This study, reported in the journal Science, suggests that emotion outweighs reason when fairness is at issue, said Michael Gill, an associate professor of philosophy at the University of Arizona.
In the study, most people's insula (a brain area "associated with emotions") lighted up when making a moral decision, but several people's insula did not.
``What this suggests is that when you see unfairness, it really bothers you, it makes you feel negative about it, and that reaction pushes you away from unfairness,'' said Quartz, an associate professor in the division of humanities and social sciences, in a telephone interview. ``Emotions seem to keep us in check, and some people don't get this response as strongly.''
But aren't they contradicting themselves? People make decisions based on emotion--except when they don't? Because another possibility is that those people have so thoroughly squashed their emotions that their insula doesn't react. People are not acting out of morality, they are acting out of empathy. And those whom the researchers say act out of reason are simply repressing their emotions to the point that they have none.
The Bloomberg article doesn't say if the scientists interviewed the non-responders to find out why they didn't respond; it seems the study might just establish the role of emotion in moral choices.

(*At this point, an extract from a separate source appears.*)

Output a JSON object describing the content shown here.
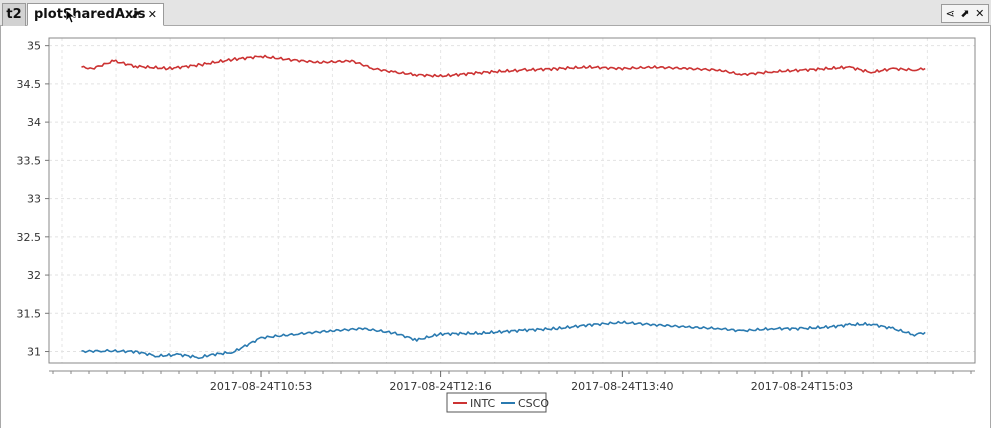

People often say we need religion to ensure morality, since moral decisions are based on teachings of God's Law. Instead, moral decisions seem to be based on emotion, and I suspect that is the case in all moral decisions, and that we use reason mostly to add authority to our decisions, just as religious people use God as the authority backing their moral decisions. It certainly explains how self-professed religious people manage to avoid actually following religious teachings about hate, money and humility.